Advirta-se ainda aqui que, ao tirar uma fotografia, a falta de distância física pode ser um problema para manter a imagem nítida. Isso apesar do deslocamento que se possa efetuar na objetiva em relação à película. Na representação de Portugal durante séculos, com quem a Galiza tem prolongado os laços de família via emigração e troca continuada, partilhando ademais com grande parte do Norte um «conjunto impressivo de similaridades –climáticas, geográficas, linguísticas, etnográficas etc.–, como ficará sugerido por uma comparação de resultados de diversas disciplinas científicas exercidas em cada um dos contextos» (MEDEIROS, 2006: 23), existe um efeito frequente de grande angular. Falta distância. Inclusive com a fronteira política com firmeza instalada, a consciência diferencial do estrangeiro só se afiança com a intensificação do centralismo espanhol em diversas épocas. Contrariando a diferença, tem funcionado precisamente a recordação dos antigos laços históricos, literalmente familiares, em especial em trechos amplos dos últimos cem anos, quando a distância estrangeirizante mais se consolidara, como modo de alegação da própria identidade galega. Portugal tem aparecido assim, na perceção certamente de uma minoria ousada e intelectualmente ativa, como signo de redenção nacional na Galiza. Ao lado do alheamento e ignorância ampla da parte mais alargada da sociedade.

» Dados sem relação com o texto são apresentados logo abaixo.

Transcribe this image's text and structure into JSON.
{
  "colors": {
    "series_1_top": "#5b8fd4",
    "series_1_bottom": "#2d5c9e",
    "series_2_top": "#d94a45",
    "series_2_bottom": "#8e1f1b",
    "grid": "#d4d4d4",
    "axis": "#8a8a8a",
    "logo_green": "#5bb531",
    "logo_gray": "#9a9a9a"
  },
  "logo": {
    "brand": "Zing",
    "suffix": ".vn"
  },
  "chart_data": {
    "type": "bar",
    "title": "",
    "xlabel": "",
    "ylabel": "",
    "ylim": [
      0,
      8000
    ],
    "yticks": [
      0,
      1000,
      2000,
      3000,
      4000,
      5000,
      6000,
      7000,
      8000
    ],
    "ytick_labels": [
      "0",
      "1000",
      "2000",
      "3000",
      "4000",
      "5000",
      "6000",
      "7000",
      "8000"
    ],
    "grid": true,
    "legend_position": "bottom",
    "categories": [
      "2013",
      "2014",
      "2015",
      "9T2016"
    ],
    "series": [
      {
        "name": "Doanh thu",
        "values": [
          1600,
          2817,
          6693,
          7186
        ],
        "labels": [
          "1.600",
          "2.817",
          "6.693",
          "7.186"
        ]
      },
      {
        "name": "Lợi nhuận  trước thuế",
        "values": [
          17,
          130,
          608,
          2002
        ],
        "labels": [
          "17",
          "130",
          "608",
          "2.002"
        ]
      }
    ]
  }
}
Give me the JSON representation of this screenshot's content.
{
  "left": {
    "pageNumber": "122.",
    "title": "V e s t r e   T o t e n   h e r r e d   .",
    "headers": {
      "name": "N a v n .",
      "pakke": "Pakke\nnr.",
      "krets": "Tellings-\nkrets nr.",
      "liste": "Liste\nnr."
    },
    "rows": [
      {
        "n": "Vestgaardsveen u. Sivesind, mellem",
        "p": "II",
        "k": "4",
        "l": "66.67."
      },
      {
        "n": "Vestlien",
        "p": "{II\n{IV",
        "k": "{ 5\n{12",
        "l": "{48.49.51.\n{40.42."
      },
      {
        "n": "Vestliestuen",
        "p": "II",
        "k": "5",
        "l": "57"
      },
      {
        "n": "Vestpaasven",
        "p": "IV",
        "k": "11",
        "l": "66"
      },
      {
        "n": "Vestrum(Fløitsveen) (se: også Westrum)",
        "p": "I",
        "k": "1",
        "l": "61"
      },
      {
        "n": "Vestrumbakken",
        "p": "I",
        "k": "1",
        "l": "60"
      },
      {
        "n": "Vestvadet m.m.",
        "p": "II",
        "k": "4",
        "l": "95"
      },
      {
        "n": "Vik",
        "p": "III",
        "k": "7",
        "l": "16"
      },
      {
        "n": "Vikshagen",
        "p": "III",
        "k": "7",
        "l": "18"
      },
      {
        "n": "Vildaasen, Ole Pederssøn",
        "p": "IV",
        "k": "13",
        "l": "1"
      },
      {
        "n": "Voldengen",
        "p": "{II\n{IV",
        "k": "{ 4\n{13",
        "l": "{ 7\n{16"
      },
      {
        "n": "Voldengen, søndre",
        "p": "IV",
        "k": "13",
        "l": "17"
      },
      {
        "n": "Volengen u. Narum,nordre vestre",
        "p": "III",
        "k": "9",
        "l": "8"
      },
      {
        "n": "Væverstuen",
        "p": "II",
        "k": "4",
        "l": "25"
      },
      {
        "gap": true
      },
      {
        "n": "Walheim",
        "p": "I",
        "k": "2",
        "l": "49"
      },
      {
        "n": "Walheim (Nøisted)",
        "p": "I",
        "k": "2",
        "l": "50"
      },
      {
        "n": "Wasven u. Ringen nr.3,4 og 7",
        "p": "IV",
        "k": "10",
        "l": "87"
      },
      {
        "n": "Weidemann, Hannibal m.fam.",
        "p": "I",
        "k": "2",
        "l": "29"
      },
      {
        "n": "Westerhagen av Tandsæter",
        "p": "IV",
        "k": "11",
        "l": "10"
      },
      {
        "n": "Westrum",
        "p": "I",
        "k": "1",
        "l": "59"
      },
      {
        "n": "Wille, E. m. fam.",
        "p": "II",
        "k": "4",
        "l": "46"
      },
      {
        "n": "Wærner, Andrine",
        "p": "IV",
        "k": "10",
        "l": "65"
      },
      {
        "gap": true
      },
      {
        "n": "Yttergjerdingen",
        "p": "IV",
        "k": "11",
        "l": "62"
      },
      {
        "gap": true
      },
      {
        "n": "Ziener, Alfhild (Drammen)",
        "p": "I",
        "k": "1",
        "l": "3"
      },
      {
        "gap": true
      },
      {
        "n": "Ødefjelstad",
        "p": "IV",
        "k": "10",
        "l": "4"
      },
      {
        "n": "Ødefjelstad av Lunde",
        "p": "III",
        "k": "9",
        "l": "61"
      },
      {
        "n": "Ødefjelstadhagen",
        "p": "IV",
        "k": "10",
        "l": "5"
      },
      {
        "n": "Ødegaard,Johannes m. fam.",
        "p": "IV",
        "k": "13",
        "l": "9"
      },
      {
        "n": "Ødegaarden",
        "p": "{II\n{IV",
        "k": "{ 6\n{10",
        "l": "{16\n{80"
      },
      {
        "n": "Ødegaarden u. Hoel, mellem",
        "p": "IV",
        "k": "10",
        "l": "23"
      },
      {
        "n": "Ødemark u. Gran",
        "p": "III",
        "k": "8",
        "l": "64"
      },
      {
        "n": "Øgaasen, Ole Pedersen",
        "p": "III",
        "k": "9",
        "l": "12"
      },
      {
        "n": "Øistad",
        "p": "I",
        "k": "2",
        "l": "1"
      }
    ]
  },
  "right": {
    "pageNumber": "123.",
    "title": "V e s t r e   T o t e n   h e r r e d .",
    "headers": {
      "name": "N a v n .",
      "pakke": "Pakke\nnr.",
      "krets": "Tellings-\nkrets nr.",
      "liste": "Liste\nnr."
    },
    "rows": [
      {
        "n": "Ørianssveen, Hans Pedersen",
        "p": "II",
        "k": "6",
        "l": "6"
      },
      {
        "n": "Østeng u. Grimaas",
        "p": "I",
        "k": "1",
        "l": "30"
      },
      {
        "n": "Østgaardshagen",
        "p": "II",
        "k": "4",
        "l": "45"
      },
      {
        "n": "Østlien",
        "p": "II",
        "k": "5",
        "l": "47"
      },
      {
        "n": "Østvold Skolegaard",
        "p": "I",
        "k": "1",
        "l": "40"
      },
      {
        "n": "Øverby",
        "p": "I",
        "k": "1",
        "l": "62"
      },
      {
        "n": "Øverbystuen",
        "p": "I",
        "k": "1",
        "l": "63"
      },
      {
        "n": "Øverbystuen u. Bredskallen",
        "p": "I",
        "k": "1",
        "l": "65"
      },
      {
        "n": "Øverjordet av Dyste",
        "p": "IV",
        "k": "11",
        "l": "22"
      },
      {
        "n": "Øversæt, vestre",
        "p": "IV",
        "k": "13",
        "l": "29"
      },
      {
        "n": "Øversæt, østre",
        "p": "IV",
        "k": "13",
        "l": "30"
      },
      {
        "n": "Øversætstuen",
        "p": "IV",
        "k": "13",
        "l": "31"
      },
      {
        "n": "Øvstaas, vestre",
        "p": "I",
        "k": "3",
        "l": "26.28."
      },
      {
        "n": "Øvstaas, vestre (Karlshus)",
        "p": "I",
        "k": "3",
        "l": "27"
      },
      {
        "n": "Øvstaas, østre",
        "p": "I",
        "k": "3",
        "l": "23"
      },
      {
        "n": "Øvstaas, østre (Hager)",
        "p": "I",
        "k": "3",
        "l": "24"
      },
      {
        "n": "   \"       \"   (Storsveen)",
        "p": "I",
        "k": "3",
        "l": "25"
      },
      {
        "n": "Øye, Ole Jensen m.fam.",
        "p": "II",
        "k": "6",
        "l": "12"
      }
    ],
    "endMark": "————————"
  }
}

Se a proximidade física, sim, pode ser causa da distorção do objeto e da perspetiva, na apreciação do presente caso não deixaremos de admitir que também concorre o problema do autor e a sua afinidade com o tema: à falta de espaço para recuar e disparar junta-se a inutilidade da tentativa porque os primeiros planos andam entranhados na sua lente. E ainda, para além das vontades de distanciamento, está a consciência de uma impossibilidade para realizar comparações entre o real que aborda e o real tirado, entre a imagem e o referente. Sobre todos estes riscos só se pode advertir que se conhecem e que se vai demandar o caminho mais honesto. Busca-se a História, procuram-se representações, ordenam-se no tempo. E há o melhor empenho por usar lentes diversas e ângulos complementares. Incluindo tomadas de espetadores isentos. Quanto ao real, confira quem ler.